Once they had gotten through Licata (by late afternoon), their job was to spread out, past the flats and into the hills. The river was a dry bed meandering through fields, but protected by some vegetation. Frank decided that they would make their way along it, not in it, along the edge. The whole time, they could see the road—who was driving, and who was not looking out for himself. Late in the afternoon, the riverbed diverged from the road, and tilted upward into the pale hills. It was so dry that the six of them were already dusted with white. Murphy and Jones went to the east, crossing the riverbed and following the edges of some fields, and Landers and Ruben went along the riverbank. Frank kept Lyman Hill with him. They stayed in sight of the road. Lyman was itching to shoot something, and shortly before dusk he did—a cat that was itself hunting. When Lyman flipped it on its back with the muzzle of his rifle, they saw that it was a fat cat. Lyman said, “Well, someone in this place is eating, anyway.” The residents of Licata, of which they had seen only a few, had been thin and desperate-looking.
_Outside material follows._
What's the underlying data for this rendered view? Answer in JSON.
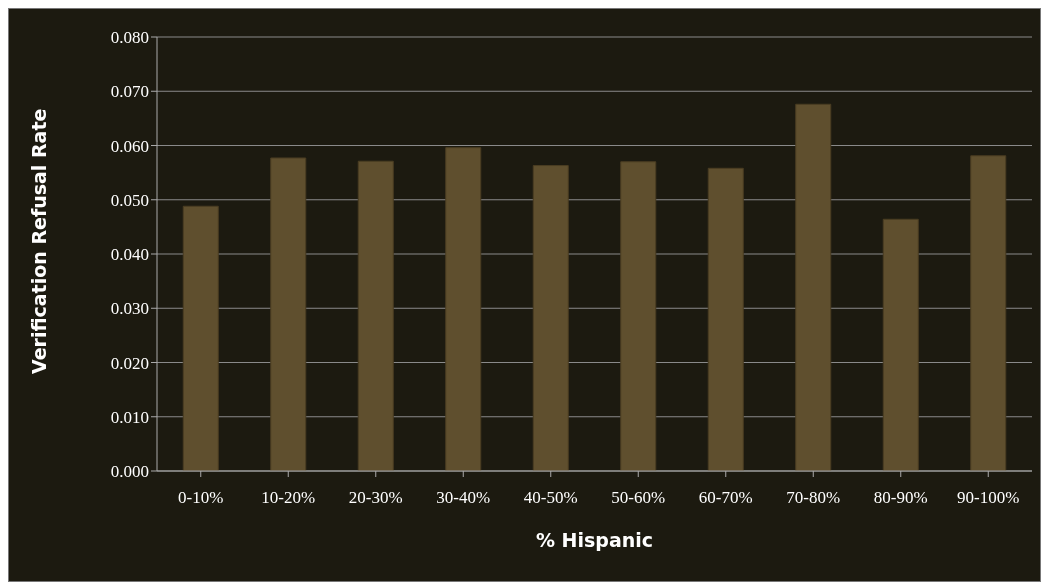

But there had been no fearsome German nests of snipers in the buildings. His sergeant at Fort Leonard Wood had proved correct: while the Brits and the Americans were wondering about the rules, the Germans were breaking them. The rumor was that the Russians were even worse: they broke the rules of war and they broke the rules of life. If you killed two Russians, somehow four appeared in their place, and if you then
killed four Russians, eight appeared. That was what they had heard. When they finally defeated Rommel and took some German prisoners, some had hugged their captors, because they knew that if they got back to their own lines, they would be transferred from Africa to the Eastern Front—to Kharkov, for example, which was worse than Stalingrad. When a corporal Frank knew said to a prisoner, “What if I shoot you?,” the fellow shrugged and said,
“Hier oder dort, was ist der Unterschied?”
Frank knew this meant, “Here or there, what’s the difference?”